Meslekî kariyerine de baktım; Naci Bey, Anadolu Üniversitesi’nde, 2003 yılından bu yana merdivenleri istikrarlı bir şekilde tırmanmış ve şu anda tepe noktasında. Kolaylıklar diliyorum.
***
“Bitmeyen Kin” haberinden sonra benim merakım hâlâ aynı noktada;
* Bu çalışmalar, ders kitabı aşamasına gelene kadar gerekli basamaklardan nasıl oluyor da geçebiliyor
Bu nasıl bir “engelli” atlamadır
Yoksa ben mi çok safım!
VALİ OLACAK KAYMAKAM İLÇESİNDEN BELLİ OLUR!
milligazete.com.tr sayfalarında son derece çarpıcı bir haber yer aldı, geçtiğimiz günlerde. Merak uyandıran bir haber. Habere göre, İstanbul, Bağcılar ilçesine tayin olan kaymakamlar, bir süre sonra kendilerini vali olarak buluyorlardı, bir şehirde.
Ayrıntılarını ve bu isimleri merak ettiğinizi biliyorum. Bakın hangi isimler bu yolla vali oldu. Buyursunlar;
* Mehmet Asım Hacımustafaoğlu (22.08.1992-29.01.1997): 1992’de ilk defa ilçe statüsü kazanan Bağcılar’a kurucu kaymakam olarak atandı. Hacımustafaoğlu, Bitlis Valiliği görevine getirildi.
* Hüseyin Avni Mutlu (03.10.2003-28.07.2005): Bağcılar’da yaklaşık 2 yıllık görevinden sonra sırasıyla Siirt, Diyarbakır ve İstanbul Valiliği görevine getirildi. Şu an merkez valisi.

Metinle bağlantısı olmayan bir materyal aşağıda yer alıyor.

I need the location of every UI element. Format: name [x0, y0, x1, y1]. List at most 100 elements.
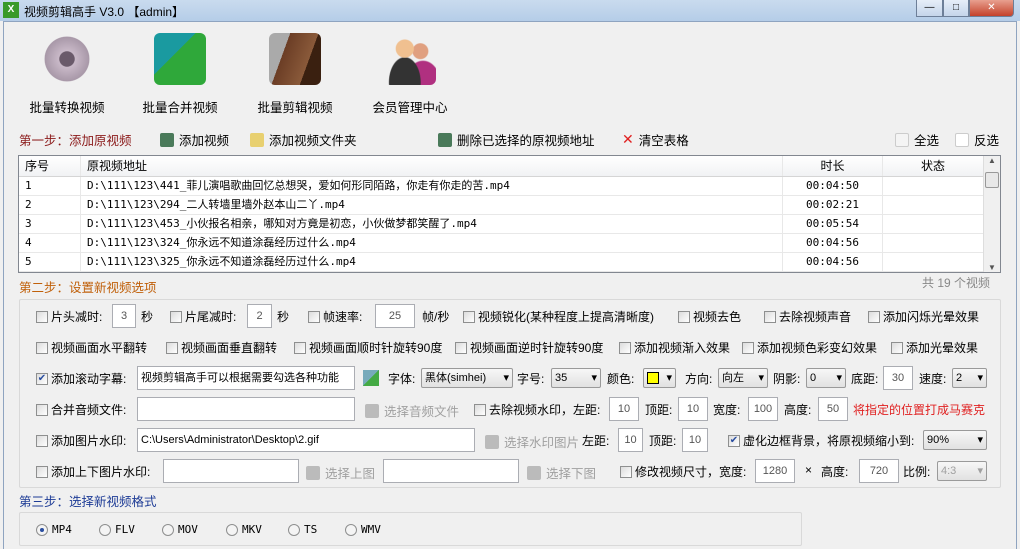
checkbox-box[interactable]: ✔	[36, 372, 48, 385]
top-image-input[interactable]	[163, 459, 299, 483]
header-no[interactable]: 序号	[19, 156, 81, 176]
table-row[interactable]: 1 D:\111\123\441_菲儿演唱歌曲回忆总想哭，爱如何形同陌路，你走有…	[19, 177, 984, 196]
font-select[interactable]: 黑体(simhei)	[421, 368, 513, 388]
wm-width-input[interactable]: 100	[748, 397, 778, 421]
checkbox-box[interactable]	[764, 310, 776, 323]
header-path[interactable]: 原视频地址	[81, 156, 783, 176]
checkbox-box[interactable]	[36, 434, 48, 447]
size-select[interactable]: 35	[551, 368, 601, 388]
batch-convert-button[interactable]: 批量转换视频	[12, 33, 122, 116]
flip-vertical-checkbox[interactable]: 视频画面垂直翻转	[166, 339, 277, 356]
radio-circle[interactable]	[36, 523, 48, 536]
remove-audio-checkbox[interactable]: 去除视频声音	[764, 308, 851, 325]
rotate-ccw-checkbox[interactable]: 视频画面逆时针旋转90度	[455, 339, 603, 356]
checkbox-box[interactable]	[620, 465, 632, 478]
member-center-button[interactable]: 会员管理中心	[355, 33, 465, 116]
table-scrollbar[interactable]: ▲ ▼	[983, 156, 1000, 272]
trim-tail-input[interactable]: 2	[247, 304, 272, 328]
choose-watermark-button[interactable]: 选择水印图片	[485, 432, 579, 451]
merge-audio-checkbox[interactable]: 合并音频文件:	[36, 401, 126, 418]
table-row[interactable]: 5 D:\111\123\325_你永远不知道涂磊经历过什么.mp4 00:04…	[19, 253, 984, 272]
radio-circle[interactable]	[345, 523, 357, 536]
refresh-icon[interactable]	[363, 370, 379, 386]
wm-left-input[interactable]: 10	[609, 397, 639, 421]
invert-select-button[interactable]: 反选	[955, 130, 999, 149]
checkbox-box[interactable]	[36, 341, 48, 354]
batch-edit-button[interactable]: 批量剪辑视频	[240, 33, 350, 116]
clear-table-button[interactable]: ✕ 清空表格	[622, 130, 689, 149]
checkbox-box[interactable]	[463, 310, 475, 323]
resize-checkbox[interactable]: 修改视频尺寸，宽度:	[620, 463, 746, 480]
format-radio-ts[interactable]: TS	[288, 523, 317, 536]
scroll-up-icon[interactable]: ▲	[984, 156, 1000, 165]
wm-top-input[interactable]: 10	[678, 397, 708, 421]
select-all-button[interactable]: 全选	[895, 130, 939, 149]
table-row[interactable]: 4 D:\111\123\324_你永远不知道涂磊经历过什么.mp4 00:04…	[19, 234, 984, 253]
format-radio-mkv[interactable]: MKV	[226, 523, 262, 536]
resize-height-input[interactable]: 720	[859, 459, 899, 483]
image-watermark-checkbox[interactable]: 添加图片水印:	[36, 432, 126, 449]
trim-tail-checkbox[interactable]: 片尾减时:	[170, 308, 236, 325]
choose-bottom-button[interactable]: 选择下图	[527, 463, 596, 482]
ratio-select[interactable]: 4:3	[937, 461, 987, 481]
flash-glow-checkbox[interactable]: 添加闪烁光晕效果	[868, 308, 979, 325]
checkbox-box[interactable]	[455, 341, 467, 354]
scroll-text-checkbox[interactable]: ✔ 添加滚动字幕:	[36, 370, 126, 387]
minimize-button[interactable]: —	[916, 0, 943, 17]
iw-top-input[interactable]: 10	[682, 428, 708, 452]
trim-head-input[interactable]: 3	[112, 304, 136, 328]
tb-watermark-checkbox[interactable]: 添加上下图片水印:	[36, 463, 150, 480]
remove-watermark-checkbox[interactable]: 去除视频水印，左距:	[474, 401, 600, 418]
speed-select[interactable]: 2	[952, 368, 987, 388]
image-watermark-input[interactable]: C:\Users\Administrator\Desktop\2.gif	[137, 428, 475, 452]
video-table[interactable]: 序号 原视频地址 时长 状态 1 D:\111\123\441_菲儿演唱歌曲回忆…	[18, 155, 1001, 273]
merge-audio-input[interactable]	[137, 397, 355, 421]
checkbox-box[interactable]	[678, 310, 690, 323]
trim-head-checkbox[interactable]: 片头减时:	[36, 308, 102, 325]
checkbox-box[interactable]	[619, 341, 631, 354]
format-radio-mp4[interactable]: MP4	[36, 523, 72, 536]
checkbox-box[interactable]	[891, 341, 903, 354]
radio-circle[interactable]	[99, 523, 111, 536]
checkbox-box[interactable]	[868, 310, 880, 323]
checkbox-box[interactable]	[308, 310, 320, 323]
resize-width-input[interactable]: 1280	[755, 459, 795, 483]
iw-left-input[interactable]: 10	[618, 428, 643, 452]
add-folder-button[interactable]: 添加视频文件夹	[250, 130, 357, 149]
header-status[interactable]: 状态	[883, 156, 984, 176]
header-duration[interactable]: 时长	[783, 156, 883, 176]
fps-input[interactable]: 25	[375, 304, 415, 328]
scroll-thumb[interactable]	[985, 172, 999, 188]
grayscale-checkbox[interactable]: 视频去色	[678, 308, 741, 325]
wm-height-input[interactable]: 50	[818, 397, 848, 421]
close-button[interactable]: ✕	[969, 0, 1014, 17]
checkbox-box[interactable]	[36, 310, 48, 323]
direction-select[interactable]: 向左	[718, 368, 768, 388]
checkbox-box[interactable]	[170, 310, 182, 323]
format-radio-mov[interactable]: MOV	[162, 523, 198, 536]
scroll-text-input[interactable]: 视频剪辑高手可以根据需要勾选各种功能	[137, 366, 355, 390]
batch-merge-button[interactable]: 批量合并视频	[125, 33, 235, 116]
shadow-select[interactable]: 0	[806, 368, 846, 388]
shrink-select[interactable]: 90%	[923, 430, 987, 450]
flip-horizontal-checkbox[interactable]: 视频画面水平翻转	[36, 339, 147, 356]
checkbox-box[interactable]	[294, 341, 306, 354]
sharpen-checkbox[interactable]: 视频锐化(某种程度上提高清晰度)	[463, 308, 654, 325]
format-radio-wmv[interactable]: WMV	[345, 523, 381, 536]
add-video-button[interactable]: 添加视频	[160, 130, 229, 149]
checkbox-box[interactable]	[166, 341, 178, 354]
bottom-input[interactable]: 30	[883, 366, 913, 390]
color-shift-checkbox[interactable]: 添加视频色彩变幻效果	[742, 339, 877, 356]
rotate-cw-checkbox[interactable]: 视频画面顺时针旋转90度	[294, 339, 442, 356]
checkbox-box[interactable]	[36, 403, 48, 416]
table-row[interactable]: 3 D:\111\123\453_小伙报名相亲，哪知对方竟是初恋，小伙做梦都笑醒…	[19, 215, 984, 234]
delete-selected-button[interactable]: 删除已选择的原视频地址	[438, 130, 595, 149]
radio-circle[interactable]	[288, 523, 300, 536]
checkbox-box[interactable]: ✔	[728, 434, 740, 447]
blur-border-checkbox[interactable]: ✔ 虚化边框背景，将原视频缩小到:	[728, 432, 914, 449]
bottom-image-input[interactable]	[383, 459, 519, 483]
scroll-down-icon[interactable]: ▼	[984, 263, 1000, 272]
maximize-button[interactable]: □	[943, 0, 969, 17]
checkbox-box[interactable]	[474, 403, 486, 416]
checkbox-box[interactable]	[742, 341, 754, 354]
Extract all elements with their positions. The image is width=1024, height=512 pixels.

* İrfan Balkanoğlu (18.10.2005-07.12.2007): Bağcılar’da 2 yıllık görev süresinden sonra sırasıyla Bingöl, Afyonkarahisar Valiliği’ne atandı, şuanda da Ordu Valisi.
* Veysel Yurdakul (28.08.2008-13.08.2012): Bağcılar Kaymakamlığı’ndan Bitlis Valiliği’ne atandı.
* Erdal Çakır (07.08.2012 - ): Tokat-Erbaa İlçesi Kaymakamlığı’ndan, Bağcılar Kaymakamlığı görevine atanan Erdal Çakır ise yaklaşık 2,5 yıldır bu görevinde devam ediyor.
Bakalım bu gelenek Erdal Çakır için de geçerli olacak mı
Bekleyip göreceğiz…
FIRTINALI YILLAR!..
Erzincan İmam Hatip Lisesi, Orta 3. sınıf öğrencisiyim.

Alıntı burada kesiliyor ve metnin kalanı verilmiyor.